# left hand rifles?



## trikortreat (Dec 10, 2008)

is there anyone that can help me find more left handed rifles? i have a model 700 vsf left hand and its great. for Ar-15 i was lookin at a stag they have left handed ARs. im lookin at gettin a new bolt and an Ar-15 sometime soon. its gona be fer dogs like my 22-250. i was just lookin into bigger calibers. i really like .308.

Trik


----------



## NDTerminator (Aug 20, 2003)

In addition to Remington, Tikka/ Sako, Savage, Weatherby, Ruger, and Browning all currently make production LH bolt action rifles chambered from 17HMR to 375 Magnum...


----------



## trikortreat (Dec 10, 2008)

NDTerminator said:


> In addition to Remington, Tikka/ Sako, Savage, Weatherby, Ruger, and Browning all currently make production LH bolt action rifles chambered from 17HMR to 375 Magnum...
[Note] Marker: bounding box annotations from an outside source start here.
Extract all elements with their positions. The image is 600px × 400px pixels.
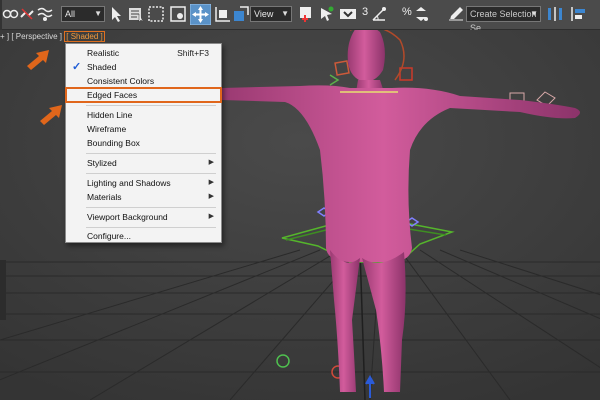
- select-object-icon[interactable]: [108, 5, 126, 23]
- viewport-border: [0, 260, 6, 320]
- submenu-arrow-icon: ▶: [208, 159, 214, 166]
- edit-named-selections-icon[interactable]: [447, 5, 465, 23]
- rect-select-region-icon[interactable]: [147, 5, 165, 23]
- menu-divider: [86, 173, 216, 174]
- viewport-pov-label[interactable]: + ] [ Perspective ]: [0, 32, 64, 41]
- align-icon[interactable]: [570, 5, 588, 23]
- unlink-icon[interactable]: [18, 5, 36, 23]
- coord-system-value: View: [254, 9, 274, 19]
- menu-divider: [86, 153, 216, 154]
- submenu-arrow-icon: ▶: [208, 179, 214, 186]
- submenu-arrow-icon: ▶: [208, 193, 214, 200]
- menu-item-label: Hidden Line: [87, 110, 133, 120]
- menu-item-configure[interactable]: Configure...: [66, 229, 221, 243]
- menu-item-label: Consistent Colors: [87, 76, 155, 86]
- viewport-shading-menu: Realistic Shift+F3 ✓ Shaded Consistent C…: [65, 43, 222, 243]
- menu-item-shaded[interactable]: ✓ Shaded: [66, 60, 221, 74]
- menu-item-consistent-colors[interactable]: Consistent Colors: [66, 74, 221, 88]
- select-scale-icon[interactable]: [232, 5, 250, 23]
- window-crossing-icon[interactable]: [169, 5, 187, 23]
- selection-filter-dropdown[interactable]: All ▼: [61, 6, 105, 22]
- reference-coord-dropdown[interactable]: View ▼: [250, 6, 292, 22]
- main-toolbar: All ▼ View ▼ 3 % Create Selection Se ▼: [0, 0, 600, 33]
- spinner-snap-icon[interactable]: [412, 5, 430, 23]
- viewport-shading-label[interactable]: [ Shaded ]: [64, 31, 105, 42]
- menu-item-shortcut: Shift+F3: [177, 48, 209, 58]
- submenu-arrow-icon: ▶: [208, 213, 214, 220]
- menu-item-lighting-and-shadows[interactable]: Lighting and Shadows ▶: [66, 176, 221, 190]
- mirror-icon[interactable]: [546, 5, 564, 23]
- selection-filter-value: All: [65, 9, 76, 19]
- chevron-down-icon: ▼: [94, 9, 102, 18]
- bind-space-warp-icon[interactable]: [36, 5, 54, 23]
- snaps-toggle-icon[interactable]: 3: [362, 6, 368, 18]
- keyboard-shortcut-icon[interactable]: [339, 5, 357, 23]
- use-pivot-center-icon[interactable]: [297, 5, 315, 23]
- menu-item-realistic[interactable]: Realistic Shift+F3: [66, 46, 221, 60]
- menu-divider: [86, 105, 216, 106]
- viewport-label[interactable]: + ] [ Perspective ] [ Shaded ]: [0, 31, 105, 43]
- select-manipulate-icon[interactable]: [318, 5, 336, 23]
- check-icon: ✓: [72, 61, 82, 73]
- menu-item-label: Materials: [87, 192, 122, 202]
- snap-angle-label: 3: [362, 6, 369, 18]
- menu-item-stylized[interactable]: Stylized ▶: [66, 156, 221, 170]
- menu-item-edged-faces[interactable]: Edged Faces: [65, 87, 222, 103]
- select-scale-icon[interactable]: [214, 5, 232, 23]
- select-by-name-icon[interactable]: [127, 5, 145, 23]
- menu-item-materials[interactable]: Materials ▶: [66, 190, 221, 204]
- percent-snap-icon[interactable]: %: [402, 6, 412, 18]
- menu-item-label: Stylized: [87, 158, 117, 168]
- annotation-arrow-icon: [40, 105, 62, 125]
- chevron-down-icon: ▼: [530, 9, 538, 18]
- menu-item-label: Realistic: [87, 48, 120, 58]
- snap-percent-label: %: [402, 6, 412, 18]
- named-selection-dropdown[interactable]: Create Selection Se ▼: [466, 6, 541, 33]
- menu-item-wireframe[interactable]: Wireframe: [66, 122, 221, 136]
- menu-item-label: Wireframe: [87, 124, 127, 134]
- menu-divider: [86, 227, 216, 228]
- annotation-arrow-icon: [27, 50, 49, 70]
- select-move-icon[interactable]: [190, 4, 211, 25]
- menu-item-bounding-box[interactable]: Bounding Box: [66, 136, 221, 150]
- menu-item-label: Viewport Background: [87, 212, 168, 222]
- menu-divider: [86, 207, 216, 208]
- menu-item-hidden-line[interactable]: Hidden Line: [66, 108, 221, 122]
- menu-item-label: Edged Faces: [87, 90, 138, 100]
- menu-item-label: Configure...: [87, 231, 131, 241]
- menu-item-label: Shaded: [87, 62, 117, 72]
- menu-item-label: Bounding Box: [87, 138, 140, 148]
- menu-item-label: Lighting and Shadows: [87, 178, 171, 188]
- chevron-down-icon: ▼: [281, 9, 289, 18]
- angle-snap-icon[interactable]: [370, 5, 388, 23]
- menu-item-viewport-background[interactable]: Viewport Background ▶: [66, 210, 221, 224]
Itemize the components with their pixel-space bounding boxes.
i was looking at the sako 42 but i didnt know if they made that in left hand.


----------



## NDTerminator (Aug 20, 2003)

They make the 85 in LH, but you'll pay a premium for one. Thats' not to say it isn't worth it, if you can afford one...


----------



## trikortreat (Dec 10, 2008)

yea right now money is not a problem haha even though the economy is goin to you know what.


----------



## Jaybic (Sep 8, 2005)

As a fellow lefty, I have found a couple of manufacturers that offer a decent selection in lefty rifles.

1. Savage. You can get pretty much anything from them. Lots of choices here.

2. Tikka, like Savage offers most but not all of their rifles and models in left handed versions.

3. Browning also has a pretty fair selection.

4. Winchester, Ruger have a select few choices but not nearly as many.

5. Biggest disappointment of all. REMINGTON. They are the most well know bolt gun maker around with the biggest selection of hop-up parts and in their ENTIRE catalog, only offer about 3 rifles in several different calibers(.17/.223/.22-250/.308/7mm ultra/300 ultra and what ever else missed for a total of 10 rifle/caliber choices. :******:

Its all fairly cheap SPSs or some big bore titanium thing that no one needs. Nothing in a nice CDL in a lefty 22-250. No model 7 predators. You get cheap plastic choices or big bores with nice wood. At Remington, a lefty is truly a second class citizen and I been a Remington guy my whole life. Shop from the used rack and you might find a nice old BDL but thats about it.

Jaybic


----------



## NDTerminator (Aug 20, 2003)

Jaybic, Remington has made quite a selection of LH 700's over the years, you just have to look hard to find them. Most of us aren't parting with them...

Back in the mid 80's Remington made a one time run of LH BDL 22-250's with 24" sporter weight barrels. I bought one new at that time & stupidly took an offer I thought I couldn't refuse for it in the mid 90's. Never saw another until I came across a used one in 02'. Snapped it up even though it cost as much as a new one. It's every bit as good as my first, and no I won't be selling it... 

They also made a run of LH BDLs in 338 Mag back then. I only ever saw two, one of which I bought a few yars back NIB from an estate sale on Gunbroker. Used it to dump a big bull elk the same year. Not selling that one, either...

Also have a gorgeous LH LSS in 270 my wife gave me on our wedding day 10 years ago. That 700 is a real work of art and has accounted for a pile of game.

Have a LH 700 CDL in 7MM Mag which I glass bedded into a LH LSS mag contour stock I bought off eBay for a song. This rifle is not only gorgeous, but shoots sub-MOA...

They're out there. just takes some time and cash on hand to score one when you find them...


----------



## trikortreat (Dec 10, 2008)

Jaybic said:


> As a fellow lefty, I have found a couple of manufacturers that offer a decent selection in lefty rifles.
> 
> 1. Savage. You can get pretty much anything from them. Lots of choices here.
> 
> ...


thanks Jaybic, i myself am very upset about remington to there awesome but i only got one in left hand and its the 700 vsf 22-250 best gun i ever owned thanks for givin me the info man.


----------



## trikortreat (Dec 10, 2008)

you to Terminator..you have helped alot. just gota look like ya guys said.


----------